According to a survivor named Julian Padro y Manent, on the night of the sinking, Artagaveytia was observed with two other Uruguayan passengers, Francisco M. Carrau and his nephew, Jose Pedro Carrau; the three men were joking about the situation. Artagaveytia's body was discovered by the CS Mackay-Bennett. The following is the description of Ramon's body.

No.22
Sex- Male Estimated age 60. Hair grey, bald.

Clothing- blue overcoat, and blue suit, white dress waistcoat, black boots and purple socks.

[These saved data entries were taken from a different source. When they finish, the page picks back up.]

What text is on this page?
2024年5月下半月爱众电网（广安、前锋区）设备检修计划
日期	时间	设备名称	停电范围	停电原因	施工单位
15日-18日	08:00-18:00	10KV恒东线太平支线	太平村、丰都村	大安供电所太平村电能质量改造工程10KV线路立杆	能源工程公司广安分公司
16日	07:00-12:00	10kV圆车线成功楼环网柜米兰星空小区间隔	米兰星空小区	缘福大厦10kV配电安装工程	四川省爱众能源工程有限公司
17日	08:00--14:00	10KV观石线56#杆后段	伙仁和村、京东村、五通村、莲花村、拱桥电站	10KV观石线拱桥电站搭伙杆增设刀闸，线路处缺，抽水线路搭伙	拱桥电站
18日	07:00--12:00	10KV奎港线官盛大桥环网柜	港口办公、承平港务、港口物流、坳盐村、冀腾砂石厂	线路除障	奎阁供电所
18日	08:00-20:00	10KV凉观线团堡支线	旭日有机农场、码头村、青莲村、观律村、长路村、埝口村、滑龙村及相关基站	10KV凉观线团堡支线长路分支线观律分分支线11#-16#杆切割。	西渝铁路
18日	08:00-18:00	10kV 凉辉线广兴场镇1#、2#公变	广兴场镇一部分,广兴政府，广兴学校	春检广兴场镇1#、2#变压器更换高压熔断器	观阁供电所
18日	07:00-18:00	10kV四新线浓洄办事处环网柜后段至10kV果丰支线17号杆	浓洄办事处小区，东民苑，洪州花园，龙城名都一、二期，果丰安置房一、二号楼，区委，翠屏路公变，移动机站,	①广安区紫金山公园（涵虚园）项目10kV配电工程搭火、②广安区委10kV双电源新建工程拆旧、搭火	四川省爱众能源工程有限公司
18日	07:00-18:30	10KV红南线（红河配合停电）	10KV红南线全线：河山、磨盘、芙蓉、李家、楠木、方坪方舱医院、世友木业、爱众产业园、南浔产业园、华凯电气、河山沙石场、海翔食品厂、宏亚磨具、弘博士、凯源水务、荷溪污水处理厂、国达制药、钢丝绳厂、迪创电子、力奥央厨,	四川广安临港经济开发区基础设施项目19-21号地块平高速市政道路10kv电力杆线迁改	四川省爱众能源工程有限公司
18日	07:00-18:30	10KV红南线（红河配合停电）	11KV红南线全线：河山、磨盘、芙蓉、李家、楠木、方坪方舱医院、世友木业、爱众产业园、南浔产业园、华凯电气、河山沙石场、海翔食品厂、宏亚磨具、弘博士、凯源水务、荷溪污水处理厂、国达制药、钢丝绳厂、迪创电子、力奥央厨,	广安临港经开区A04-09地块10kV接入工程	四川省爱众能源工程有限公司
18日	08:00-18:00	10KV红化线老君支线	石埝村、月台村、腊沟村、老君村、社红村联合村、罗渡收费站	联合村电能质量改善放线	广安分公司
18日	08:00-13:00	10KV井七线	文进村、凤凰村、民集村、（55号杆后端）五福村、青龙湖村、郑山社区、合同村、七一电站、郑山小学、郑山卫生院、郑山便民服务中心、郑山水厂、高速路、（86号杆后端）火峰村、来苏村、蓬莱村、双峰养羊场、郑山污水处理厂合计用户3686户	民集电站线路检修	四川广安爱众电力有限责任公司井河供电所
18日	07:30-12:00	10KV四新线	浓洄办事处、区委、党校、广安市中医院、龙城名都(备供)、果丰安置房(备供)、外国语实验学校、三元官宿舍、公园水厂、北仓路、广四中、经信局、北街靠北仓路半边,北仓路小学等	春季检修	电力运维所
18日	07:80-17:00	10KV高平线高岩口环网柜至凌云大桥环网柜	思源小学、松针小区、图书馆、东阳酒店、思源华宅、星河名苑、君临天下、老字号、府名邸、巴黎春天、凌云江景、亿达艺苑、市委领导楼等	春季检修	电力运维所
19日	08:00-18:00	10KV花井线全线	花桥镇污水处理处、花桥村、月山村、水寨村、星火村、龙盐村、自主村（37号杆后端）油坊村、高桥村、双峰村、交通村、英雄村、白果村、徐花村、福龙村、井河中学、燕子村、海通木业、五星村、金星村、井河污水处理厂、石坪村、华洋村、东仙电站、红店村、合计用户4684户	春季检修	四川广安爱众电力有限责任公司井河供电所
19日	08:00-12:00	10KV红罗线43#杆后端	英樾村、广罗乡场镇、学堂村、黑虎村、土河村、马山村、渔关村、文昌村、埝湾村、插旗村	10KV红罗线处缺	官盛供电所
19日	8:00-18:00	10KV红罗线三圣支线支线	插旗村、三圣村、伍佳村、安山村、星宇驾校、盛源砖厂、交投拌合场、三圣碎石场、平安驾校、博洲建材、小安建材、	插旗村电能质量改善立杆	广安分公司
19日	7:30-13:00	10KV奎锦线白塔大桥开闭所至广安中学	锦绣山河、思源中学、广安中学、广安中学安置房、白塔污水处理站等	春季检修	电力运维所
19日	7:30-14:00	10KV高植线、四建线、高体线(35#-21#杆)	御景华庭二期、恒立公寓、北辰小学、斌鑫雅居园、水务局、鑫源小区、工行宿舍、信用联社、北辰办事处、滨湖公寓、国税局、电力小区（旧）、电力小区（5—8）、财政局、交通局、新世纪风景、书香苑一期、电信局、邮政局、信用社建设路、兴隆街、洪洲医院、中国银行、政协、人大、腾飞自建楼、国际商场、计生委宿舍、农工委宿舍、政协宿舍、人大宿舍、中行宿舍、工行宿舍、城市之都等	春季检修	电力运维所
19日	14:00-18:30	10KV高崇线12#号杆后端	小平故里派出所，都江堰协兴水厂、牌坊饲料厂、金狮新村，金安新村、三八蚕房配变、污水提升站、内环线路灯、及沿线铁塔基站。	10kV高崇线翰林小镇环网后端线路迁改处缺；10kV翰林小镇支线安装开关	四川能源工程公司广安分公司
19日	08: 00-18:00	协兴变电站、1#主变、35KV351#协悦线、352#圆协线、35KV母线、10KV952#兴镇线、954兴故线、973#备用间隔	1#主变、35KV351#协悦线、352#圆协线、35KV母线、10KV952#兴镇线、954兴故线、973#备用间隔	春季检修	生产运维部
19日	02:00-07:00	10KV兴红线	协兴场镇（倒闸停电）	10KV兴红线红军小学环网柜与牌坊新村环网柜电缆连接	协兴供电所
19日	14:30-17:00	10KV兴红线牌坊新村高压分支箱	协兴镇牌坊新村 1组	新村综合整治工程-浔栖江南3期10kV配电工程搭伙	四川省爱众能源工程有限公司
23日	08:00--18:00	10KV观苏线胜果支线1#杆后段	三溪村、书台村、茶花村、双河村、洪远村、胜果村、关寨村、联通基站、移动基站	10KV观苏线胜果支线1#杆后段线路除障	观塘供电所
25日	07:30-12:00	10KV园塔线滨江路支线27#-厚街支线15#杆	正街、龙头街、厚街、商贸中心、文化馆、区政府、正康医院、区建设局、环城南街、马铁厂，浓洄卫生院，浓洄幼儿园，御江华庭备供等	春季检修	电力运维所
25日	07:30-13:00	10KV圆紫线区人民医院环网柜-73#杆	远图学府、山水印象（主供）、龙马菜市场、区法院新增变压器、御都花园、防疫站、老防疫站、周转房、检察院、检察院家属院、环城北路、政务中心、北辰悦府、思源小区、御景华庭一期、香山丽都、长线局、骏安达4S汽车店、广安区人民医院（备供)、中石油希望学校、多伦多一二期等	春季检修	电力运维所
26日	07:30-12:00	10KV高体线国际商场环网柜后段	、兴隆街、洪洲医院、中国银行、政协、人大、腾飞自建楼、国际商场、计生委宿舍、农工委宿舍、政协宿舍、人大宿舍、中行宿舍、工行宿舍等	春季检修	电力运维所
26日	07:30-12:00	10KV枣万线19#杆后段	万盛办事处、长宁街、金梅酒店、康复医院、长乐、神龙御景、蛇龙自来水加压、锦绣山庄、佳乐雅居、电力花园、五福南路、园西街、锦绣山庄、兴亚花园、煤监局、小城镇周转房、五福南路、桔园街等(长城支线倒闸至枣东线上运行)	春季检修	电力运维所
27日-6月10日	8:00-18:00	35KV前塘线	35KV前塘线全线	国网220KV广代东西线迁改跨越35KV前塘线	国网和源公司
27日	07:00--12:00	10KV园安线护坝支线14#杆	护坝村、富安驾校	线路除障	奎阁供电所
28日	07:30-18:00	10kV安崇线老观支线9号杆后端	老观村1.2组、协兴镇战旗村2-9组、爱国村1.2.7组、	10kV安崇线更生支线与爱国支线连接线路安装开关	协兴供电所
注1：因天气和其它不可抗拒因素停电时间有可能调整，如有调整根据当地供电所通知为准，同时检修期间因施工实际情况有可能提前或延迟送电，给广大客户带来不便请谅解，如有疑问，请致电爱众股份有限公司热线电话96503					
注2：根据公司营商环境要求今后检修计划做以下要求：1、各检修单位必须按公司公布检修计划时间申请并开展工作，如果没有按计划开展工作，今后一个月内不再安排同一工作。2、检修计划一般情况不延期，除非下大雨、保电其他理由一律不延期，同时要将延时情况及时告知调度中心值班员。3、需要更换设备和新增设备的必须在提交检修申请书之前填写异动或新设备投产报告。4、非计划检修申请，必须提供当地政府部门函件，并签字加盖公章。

Two vests marked "R.A." and pink drawers also marked "R.A."

Effects- Watch, chain and medals with name on;keys, comb, knife, eyeglass case. 27:0:0 in gold, $20 gold piece and $64 in notes

1st Class.

Name,Ramon Artagaeytia

After Artagaveytia's body was recovered, he was transported to Argentina and buried on April 18, 1912. A letter he wrote to his brother Adolfo and his gold Swiss pocket watch were sold at auction for around $15,000 and $25,000.